The Collection Cheat Sheet
| Need | Collection | Lookup | Insert | Iterate | Ordered |
|---|---|---|---|---|---|
| Sequential storage | Vec | O(n) | O(1)* | Fast | Insertion |
| Key-value lookup | HashMap | O(1) | O(1) | Medium | No |
| Sorted key-value | BTreeMap | O(log n) | O(log n) | Fast | Sorted |
| Ordered key-value | IndexMap | O(1) | O(1) | Fast | Insertion |
| Membership test | HashSet | O(1) | O(1) | Medium | No |
| FIFO queue | VecDeque | O(n) | O(1)** | Fast | Insertion |
| Priority queue | BinaryHeap | O(n) | O(log n) | N/A | Priority |
* Amortized, at the end. ** At both ends.

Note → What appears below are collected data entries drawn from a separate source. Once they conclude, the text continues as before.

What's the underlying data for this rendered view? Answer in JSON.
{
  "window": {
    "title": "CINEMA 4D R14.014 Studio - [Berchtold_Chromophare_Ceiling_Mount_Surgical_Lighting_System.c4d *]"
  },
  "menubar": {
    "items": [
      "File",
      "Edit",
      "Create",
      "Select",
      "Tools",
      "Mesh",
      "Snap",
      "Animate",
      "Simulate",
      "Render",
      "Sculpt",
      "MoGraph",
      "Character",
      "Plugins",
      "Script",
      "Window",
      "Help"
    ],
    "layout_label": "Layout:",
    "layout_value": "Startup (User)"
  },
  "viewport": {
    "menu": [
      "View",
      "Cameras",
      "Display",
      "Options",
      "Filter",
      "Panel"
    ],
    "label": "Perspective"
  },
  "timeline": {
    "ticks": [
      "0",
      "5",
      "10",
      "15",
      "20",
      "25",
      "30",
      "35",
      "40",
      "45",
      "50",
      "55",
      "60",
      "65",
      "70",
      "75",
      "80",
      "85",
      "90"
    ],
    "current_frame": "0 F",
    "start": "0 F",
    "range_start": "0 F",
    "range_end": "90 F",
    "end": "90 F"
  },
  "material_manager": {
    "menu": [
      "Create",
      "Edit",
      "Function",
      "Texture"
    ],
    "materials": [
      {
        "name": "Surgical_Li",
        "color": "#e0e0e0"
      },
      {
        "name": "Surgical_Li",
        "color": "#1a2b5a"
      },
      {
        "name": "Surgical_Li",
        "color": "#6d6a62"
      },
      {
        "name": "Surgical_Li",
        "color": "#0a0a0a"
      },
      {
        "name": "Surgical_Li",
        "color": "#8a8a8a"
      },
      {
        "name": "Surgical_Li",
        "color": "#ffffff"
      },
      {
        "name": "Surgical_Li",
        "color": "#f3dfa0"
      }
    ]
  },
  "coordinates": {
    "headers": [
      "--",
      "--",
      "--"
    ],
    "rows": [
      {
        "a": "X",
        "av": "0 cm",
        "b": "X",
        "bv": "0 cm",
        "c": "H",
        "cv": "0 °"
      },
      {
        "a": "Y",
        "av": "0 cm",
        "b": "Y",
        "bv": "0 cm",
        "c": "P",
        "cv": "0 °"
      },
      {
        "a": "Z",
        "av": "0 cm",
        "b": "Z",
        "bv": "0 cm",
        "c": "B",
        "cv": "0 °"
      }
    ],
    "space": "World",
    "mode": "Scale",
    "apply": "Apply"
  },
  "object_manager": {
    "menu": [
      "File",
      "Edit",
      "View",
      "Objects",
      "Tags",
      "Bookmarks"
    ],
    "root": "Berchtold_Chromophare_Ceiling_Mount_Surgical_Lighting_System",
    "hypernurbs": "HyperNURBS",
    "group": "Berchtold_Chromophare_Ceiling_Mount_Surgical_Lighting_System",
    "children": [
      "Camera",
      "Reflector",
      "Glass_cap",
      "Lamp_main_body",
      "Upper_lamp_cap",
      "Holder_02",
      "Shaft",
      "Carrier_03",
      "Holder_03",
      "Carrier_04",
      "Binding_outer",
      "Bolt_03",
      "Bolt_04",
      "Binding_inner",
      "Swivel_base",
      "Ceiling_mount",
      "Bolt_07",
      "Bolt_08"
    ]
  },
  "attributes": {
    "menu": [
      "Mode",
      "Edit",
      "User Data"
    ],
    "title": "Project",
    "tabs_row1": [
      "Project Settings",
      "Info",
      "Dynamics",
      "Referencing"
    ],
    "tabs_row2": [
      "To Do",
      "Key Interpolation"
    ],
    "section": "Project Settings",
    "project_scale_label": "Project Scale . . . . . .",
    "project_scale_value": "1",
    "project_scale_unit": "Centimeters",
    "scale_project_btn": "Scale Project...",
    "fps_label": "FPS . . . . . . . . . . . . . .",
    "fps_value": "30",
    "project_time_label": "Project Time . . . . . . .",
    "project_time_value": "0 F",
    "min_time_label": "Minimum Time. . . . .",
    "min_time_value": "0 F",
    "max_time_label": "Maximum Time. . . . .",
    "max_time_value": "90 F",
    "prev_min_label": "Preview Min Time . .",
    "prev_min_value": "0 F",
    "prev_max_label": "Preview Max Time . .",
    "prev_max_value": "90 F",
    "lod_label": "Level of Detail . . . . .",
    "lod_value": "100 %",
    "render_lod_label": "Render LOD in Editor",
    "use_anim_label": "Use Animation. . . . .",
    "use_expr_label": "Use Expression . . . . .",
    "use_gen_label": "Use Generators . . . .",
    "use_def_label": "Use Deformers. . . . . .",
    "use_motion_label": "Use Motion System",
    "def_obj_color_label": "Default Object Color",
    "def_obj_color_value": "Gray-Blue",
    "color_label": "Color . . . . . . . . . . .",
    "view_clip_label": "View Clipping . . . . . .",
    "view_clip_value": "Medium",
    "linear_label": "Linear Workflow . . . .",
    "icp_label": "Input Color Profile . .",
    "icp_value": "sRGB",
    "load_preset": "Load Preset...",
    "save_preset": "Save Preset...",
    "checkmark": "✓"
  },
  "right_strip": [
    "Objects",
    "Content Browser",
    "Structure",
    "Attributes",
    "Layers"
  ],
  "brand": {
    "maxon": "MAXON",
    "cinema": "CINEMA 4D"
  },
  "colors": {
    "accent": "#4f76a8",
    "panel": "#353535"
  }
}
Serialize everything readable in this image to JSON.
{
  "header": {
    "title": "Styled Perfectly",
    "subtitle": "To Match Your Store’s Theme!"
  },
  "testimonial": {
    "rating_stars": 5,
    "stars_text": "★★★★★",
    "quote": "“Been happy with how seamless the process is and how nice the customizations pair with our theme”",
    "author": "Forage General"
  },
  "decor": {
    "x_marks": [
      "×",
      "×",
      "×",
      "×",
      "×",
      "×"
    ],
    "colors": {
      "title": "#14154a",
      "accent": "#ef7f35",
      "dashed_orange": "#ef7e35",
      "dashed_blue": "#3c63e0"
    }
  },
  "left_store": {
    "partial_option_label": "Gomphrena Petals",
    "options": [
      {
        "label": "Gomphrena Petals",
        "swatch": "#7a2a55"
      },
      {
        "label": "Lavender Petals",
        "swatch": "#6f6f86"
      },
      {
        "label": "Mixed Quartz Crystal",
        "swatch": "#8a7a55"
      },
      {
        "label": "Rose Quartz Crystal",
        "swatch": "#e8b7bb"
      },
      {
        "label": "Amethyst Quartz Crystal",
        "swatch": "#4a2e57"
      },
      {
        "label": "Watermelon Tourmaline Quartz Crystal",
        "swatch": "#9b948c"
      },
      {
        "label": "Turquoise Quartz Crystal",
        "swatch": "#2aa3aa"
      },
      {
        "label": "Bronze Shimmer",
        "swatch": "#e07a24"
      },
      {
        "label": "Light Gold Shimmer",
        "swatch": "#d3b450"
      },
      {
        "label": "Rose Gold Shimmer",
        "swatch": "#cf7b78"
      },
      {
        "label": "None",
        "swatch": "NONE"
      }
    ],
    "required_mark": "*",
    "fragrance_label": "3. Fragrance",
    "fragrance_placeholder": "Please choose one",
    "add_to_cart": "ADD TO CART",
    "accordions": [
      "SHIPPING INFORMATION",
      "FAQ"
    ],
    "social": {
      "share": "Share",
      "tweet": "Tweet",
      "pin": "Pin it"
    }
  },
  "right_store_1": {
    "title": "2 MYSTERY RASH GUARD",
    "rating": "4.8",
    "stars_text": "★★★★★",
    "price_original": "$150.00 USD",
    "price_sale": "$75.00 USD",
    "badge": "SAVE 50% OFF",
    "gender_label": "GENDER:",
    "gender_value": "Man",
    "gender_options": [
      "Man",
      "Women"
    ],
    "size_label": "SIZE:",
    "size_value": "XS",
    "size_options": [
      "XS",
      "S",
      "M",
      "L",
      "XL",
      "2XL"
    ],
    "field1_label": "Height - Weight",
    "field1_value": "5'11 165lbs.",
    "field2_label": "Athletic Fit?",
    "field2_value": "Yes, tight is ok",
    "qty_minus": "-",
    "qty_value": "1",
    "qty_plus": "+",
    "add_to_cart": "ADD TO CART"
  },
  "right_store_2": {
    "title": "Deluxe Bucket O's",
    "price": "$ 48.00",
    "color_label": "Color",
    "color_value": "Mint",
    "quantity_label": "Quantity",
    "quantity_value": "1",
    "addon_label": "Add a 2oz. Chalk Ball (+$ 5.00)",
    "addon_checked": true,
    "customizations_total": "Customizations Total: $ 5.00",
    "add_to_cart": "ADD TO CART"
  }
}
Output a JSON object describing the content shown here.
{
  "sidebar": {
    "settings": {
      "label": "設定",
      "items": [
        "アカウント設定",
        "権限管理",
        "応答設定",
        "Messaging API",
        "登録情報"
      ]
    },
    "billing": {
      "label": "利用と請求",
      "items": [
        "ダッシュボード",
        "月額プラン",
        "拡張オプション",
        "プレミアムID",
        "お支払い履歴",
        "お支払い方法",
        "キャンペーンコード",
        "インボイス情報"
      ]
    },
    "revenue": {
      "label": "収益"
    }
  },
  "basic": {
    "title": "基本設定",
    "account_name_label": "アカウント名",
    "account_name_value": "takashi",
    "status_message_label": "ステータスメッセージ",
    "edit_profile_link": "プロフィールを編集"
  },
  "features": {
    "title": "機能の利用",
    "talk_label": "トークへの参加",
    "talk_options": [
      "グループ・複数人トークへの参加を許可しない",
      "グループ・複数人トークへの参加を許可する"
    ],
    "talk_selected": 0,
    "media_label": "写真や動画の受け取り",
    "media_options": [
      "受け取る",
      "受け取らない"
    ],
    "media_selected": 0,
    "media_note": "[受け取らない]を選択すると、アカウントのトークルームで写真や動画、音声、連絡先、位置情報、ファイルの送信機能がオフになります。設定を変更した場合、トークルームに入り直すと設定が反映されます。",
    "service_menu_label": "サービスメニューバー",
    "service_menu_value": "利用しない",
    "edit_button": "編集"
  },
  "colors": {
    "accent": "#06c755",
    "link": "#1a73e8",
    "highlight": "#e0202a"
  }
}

Beyond std: Specialized Collections
For extreme performance needs:
dashmap— Concurrent HashMap (sharded locks, no global mutex)slotmap— Generational arena with stable keys (great for ECS)slab— Pre-allocated storage with O(1) insert/remove/lookupim— Persistent/immutable collections (structural sharing)roaring— Compressed bitmaps for integer sets
use dashmap::DashMap;
// Concurrent HashMap — no Mutex needed
let map: DashMap<String, u64> = DashMap::new();
// Can be used from multiple threads without wrapping
std::thread::scope(|s| {
s.spawn(|| { map.insert("a".into(), 1); });
s.spawn(|| { map.insert("b".into(), 2); });
});
The Takeaway
The right collection for the job depends on your access pattern, not your habits. Don’t reach for Vec when you need O(1) lookups. Don’t reach for HashMap when you have 10 elements. Don’t reach for BTreeMap when you don’t need ordering.
Profile your code (Lesson 3), identify the hot data structures, and evaluate whether a different collection would eliminate the bottleneck. It’s usually the simplest optimization you can make — and often the most impactful.